Amid a four-year playoff drought and under the guidance of someone other than Tom Coughlin for the first time since 2004, the New York Giants were just four quarters from securing a very significant Wild Card berth when they took the field for Thursday night’s divisional match-up in Philadelphia against the already-irrelevant Eagles.
However, for the sixth time in their last eight visits to Rocky Balboa’s hometown, the Giants were sent home empty-handed after losing 24-19, letting a valuable opportunity to further fuel their post-season hopes by clinching a relatively early playoff spot slip through their grasps. But other than needlessly adding to the drama of December football, for the Giants, the worst part of Thursday’s loss was the fact that it handed the Dallas Cowboys this year’s NFC East title and home field advantage throughout the playoffs.
While the Giants are still a heavy favorite to reach post-season play after Thursday night’s field goal-filled fall to the Eagles, the missed opportunity is just one more reason for Big Blue’s faithful following to second guess their beloved team. At the same time, the similarities between this team and the Super Bowl-winning squad of 2011 have acted as a reassuring holiday hug all season for countless Giants’ fans.
Following the loss, veteran wide receiver, and member of New York’s 2011 championship team, Victor Cruz, echoed the thought that’s been crossing the collective minds of Giants’ fans since Thursday night’s stumble while speaking to the media.
”As long as we get in [the playoffs], I don’t care which way, shape or form we get in,” said Cruz via ESPN. ”We just want to get into the dance and see what happens.”
You can’t really blame Cruz or any Giants’ fan for adopting the ”get in at all costs” approach to the playoffs a little prematurely if you’re familiar with the circumstances surrounding the team’s last two post-season appearances.
In 2007, Big Blue was one of three NFC East teams to reach the playoffs despite losing two of their final three games including a 38-35 heart-breaker to the then-perfect New England Patriots in Week 17 before eventually claiming football’s ultimate crown. And in 2011, the Giants allowed a 6-2 start to evaporate during a horrific, six-week slide beginning in Week 10 that saw the eventual Super Bowl champs drop five games before finishing 9-7 and barely ahead of a pair of 8-8 division rivals to win the NFC East.
The presence of starting quarterback Eli Manning, a potentially-explosive offense and a surprisingly-stout defense are the most obvious similarities that exist between these Giants and the 2011 team. But this season, folks have been quick to label Manning’s missteps as evidence of his inevitable decline, and the Giants’ offense hasn’t exactly earned its reputation lately by failing to score 20 points in four straight games. And in the playoffs, that’s a recipe for disaster.
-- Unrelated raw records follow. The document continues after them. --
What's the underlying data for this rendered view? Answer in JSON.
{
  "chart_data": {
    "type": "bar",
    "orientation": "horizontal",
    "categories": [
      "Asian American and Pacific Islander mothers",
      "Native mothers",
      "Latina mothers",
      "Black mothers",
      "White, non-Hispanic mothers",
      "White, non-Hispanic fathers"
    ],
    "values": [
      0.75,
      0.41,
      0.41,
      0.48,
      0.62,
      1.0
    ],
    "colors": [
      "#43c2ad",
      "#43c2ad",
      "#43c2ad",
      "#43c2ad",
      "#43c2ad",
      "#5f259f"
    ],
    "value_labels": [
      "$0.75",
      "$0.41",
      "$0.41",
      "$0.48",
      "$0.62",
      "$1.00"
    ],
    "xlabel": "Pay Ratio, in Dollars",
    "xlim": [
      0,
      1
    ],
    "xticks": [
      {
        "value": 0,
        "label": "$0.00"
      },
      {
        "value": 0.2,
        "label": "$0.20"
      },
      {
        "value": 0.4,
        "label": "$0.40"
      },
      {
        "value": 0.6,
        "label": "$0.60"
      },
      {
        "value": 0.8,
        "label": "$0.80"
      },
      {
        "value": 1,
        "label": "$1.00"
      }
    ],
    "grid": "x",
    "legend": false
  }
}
Much like every New York City quarterback of consequence before him, Manning will continue to shoulder almost all of the blame for Big Blue’s recent rash of mediocrity —especially after throwing three interceptions in Thursday’s loss to the 6-9 Eagles. To be fair, the lack of a dependable running back and a reliable pass-catching tight end has definitely contributed to many of Manning’s issues, and while he’s become one of the NFL’s most productive receivers, Odell Beckham Jr can’t always do everything.
On Friday, ESPN helped to fan the flames of playoff paranoia in New York with an article outlining the path to disaster that included a helpful, and for Giants’ fans, horrifying, eight-step explanation of the scenario that would knock Big Blue out of the playoff hunt. For what it’s worth, the first step towards the team’s unlikely collapse was taken with Thursday’s loss to Philadelphia.
That’s what happens when a team finally turns things around following four years of playoff-less football and consecutive 6-10 finishes. But for now, the Giants and their fan-base can rest easy knowing that only a miracle can end their season early.